He stood just past the doorway, his back to the shredded bodies, and did none of that.
“All right, enough,” the judge snapped when someone else tried to ask another question. “There’s not a thing for any of you to do here, unless you’re volunteering for cleanup?” He waited, but when no one volunteered, he waved his hand irritably. “Then get, all of you.” He waited until they began to disperse, then called out, “Possum!” The hut-keeper ambled over from where he’d been crouched by the door, his eyes redder than the day before, his hair and clothing just as tousled and grimy.
“Anything to add to the conversation?” The judge’s voice was just as sharp, but there was a level of respect that hadn’t been there before when he spoke to the others, and Gabriel wondered if there was more to Possum than he’d realized.

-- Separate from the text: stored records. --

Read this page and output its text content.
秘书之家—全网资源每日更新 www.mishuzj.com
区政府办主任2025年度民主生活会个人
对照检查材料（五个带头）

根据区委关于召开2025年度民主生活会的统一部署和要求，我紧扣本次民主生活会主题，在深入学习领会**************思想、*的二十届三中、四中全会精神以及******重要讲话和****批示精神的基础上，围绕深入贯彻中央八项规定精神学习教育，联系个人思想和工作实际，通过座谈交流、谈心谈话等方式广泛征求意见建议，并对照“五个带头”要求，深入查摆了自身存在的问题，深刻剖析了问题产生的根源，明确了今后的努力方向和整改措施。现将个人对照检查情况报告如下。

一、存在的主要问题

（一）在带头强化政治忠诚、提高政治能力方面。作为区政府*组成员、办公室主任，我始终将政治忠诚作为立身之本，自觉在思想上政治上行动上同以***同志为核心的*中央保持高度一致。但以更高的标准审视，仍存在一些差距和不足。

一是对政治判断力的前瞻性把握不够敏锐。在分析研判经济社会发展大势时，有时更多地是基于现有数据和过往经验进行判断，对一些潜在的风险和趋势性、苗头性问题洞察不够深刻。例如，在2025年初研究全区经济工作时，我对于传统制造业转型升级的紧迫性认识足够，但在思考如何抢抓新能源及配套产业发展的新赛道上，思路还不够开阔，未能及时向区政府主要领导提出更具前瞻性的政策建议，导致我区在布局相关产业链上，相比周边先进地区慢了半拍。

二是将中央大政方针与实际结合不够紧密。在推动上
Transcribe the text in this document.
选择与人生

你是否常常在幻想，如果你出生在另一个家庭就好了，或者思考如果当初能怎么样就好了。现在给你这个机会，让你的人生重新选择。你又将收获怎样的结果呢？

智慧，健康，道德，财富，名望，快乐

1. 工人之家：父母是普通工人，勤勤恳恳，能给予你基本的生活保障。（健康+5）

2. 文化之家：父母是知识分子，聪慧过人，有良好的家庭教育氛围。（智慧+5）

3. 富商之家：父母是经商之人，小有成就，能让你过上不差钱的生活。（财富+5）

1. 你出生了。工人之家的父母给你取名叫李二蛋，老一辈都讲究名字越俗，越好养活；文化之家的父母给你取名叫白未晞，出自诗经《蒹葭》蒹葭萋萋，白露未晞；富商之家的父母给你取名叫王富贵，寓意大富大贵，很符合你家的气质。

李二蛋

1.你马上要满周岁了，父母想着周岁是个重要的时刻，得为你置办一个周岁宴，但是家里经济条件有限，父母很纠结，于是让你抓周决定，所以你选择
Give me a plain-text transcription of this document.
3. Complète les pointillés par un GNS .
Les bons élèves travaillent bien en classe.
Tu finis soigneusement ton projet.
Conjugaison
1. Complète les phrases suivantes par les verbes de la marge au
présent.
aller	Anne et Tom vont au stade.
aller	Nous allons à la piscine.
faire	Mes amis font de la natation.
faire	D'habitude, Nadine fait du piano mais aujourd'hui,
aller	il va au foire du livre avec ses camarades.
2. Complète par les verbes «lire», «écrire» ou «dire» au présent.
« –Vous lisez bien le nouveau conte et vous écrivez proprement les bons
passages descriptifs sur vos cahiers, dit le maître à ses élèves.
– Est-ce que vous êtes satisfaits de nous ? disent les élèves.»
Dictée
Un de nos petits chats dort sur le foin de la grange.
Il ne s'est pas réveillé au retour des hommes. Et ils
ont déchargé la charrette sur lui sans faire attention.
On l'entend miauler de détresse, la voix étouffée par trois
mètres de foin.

“If’n I did, I would have told you.” His gaze flicked back and forth between the two men, and Gabriel wished Isobel were with them so he could ask her if the ward-maker was lying.
“All right. Do you think you’ll be able to clean that mess up?”
“Not enough that we’d ever be able to use it again,” Possum said readily. “Not so much the blood and guts as what was done to ’em.” He sucked at a forefinger, then added, “Living silver done that. Likely have to burn it down and build anew, maybe even dig up the floor, depending how deep it went.”
Gabriel went still and cold.
“Take what you need to make it done,” the judge said, as though he had no understanding of what the old man had just said. “If anyone gives you grief, send them to me.”
Possum grinned at that, showing blunt yellow teeth. “Ain’t no one will give me grief, and you know it. Even if they do feel summer-dumb.” He gave Gabriel a mocking salute, then ambled past him, pushing the rider aside to reach the doorway, and disappeared inside.
“He’s as mad as a magician.” Possum couldn’t have said what Gabriel had heard. He couldn’t have.
“Not nearly, but . . . he’s always been a special one, from the day he was born. But without him, we’d have a harder time of it, keeping the wards intact, so allowances are made.”
The judge took Gabriel’s arm, pulling him gently away from the lockhouse, leaving Possum to do his work unobserved. Most of the crowd had faded away as well, and Gabriel could hear the previously missing sounds begin, noises of a living town going about its day.
“Did you hear what he said?”
“What, about having to burn the hut down and build again? Yeah, that’ll be a hardship, but I’m thinking we got off lightly after—”
“No.” Gabriel interrupted him. “About the living silver.”
“Living silver is a myth, a story natives tell, to explain things they don’t understand. I told you, Possum’s a special one; he believes things like a child. But he’s a fine maker, and I suppose the two may happen together, yes?”
“It’s not a myth.”
“Oh, come now . . . ,” the judge scoffed, then sobered when Gabriel did not laugh. “You’re serious?”
“The miners believe it.”
“Oh, well, miners.” The judge waved a hand as though to dismiss the entire breed.
“And so does the devil.”
The judge placed a hand over his mouth, drawing it down into a fist resting at his chin, his eyes gone distant. “Impossible,” he decided. “Even if such a magic exists, which I’m not saying it does, we’ve little enough silver here among all of us, and all of it forged and still. No, that was only Possum being Possum. I won’t worry about it.”
Gabriel bit his tongue rather than speak the words he was thinking. Silver was a tool, forged and smithed into useful bits, be it a buckle or a button or the coins they carried. But the deepest, most powerful veins? They were more dangerous than a dozen magicians and thrice as unusable. Simply putting pickax to a vein could be enough to destroy the mine itself and everyone within it.
But the judge was right: there were no mines here that he’d ever heard tell of, and living silver could not be shaped or formed to carry anywhere. The judge was likely right: Possum was the sort who’d lead you by the nose for amusement if you let him.
“—about then, I find myself envying you the Road, I don’t mind admitting.” The judge had still been speaking; Gabriel tried to make it seem as though he’d been listening. “And speaking of which—” The judge looked up at the sun just now rising over the eastern wall. “Time we wake our remaining prisoner and send him on his way as well. You’ll be there?”
And that, Gabriel surmised, would close the book on this matter for the judge. One prisoner executed, one condemned to his fate, two magicians dead?—but since he saw no threat to any of his people, the matter was of no further concern.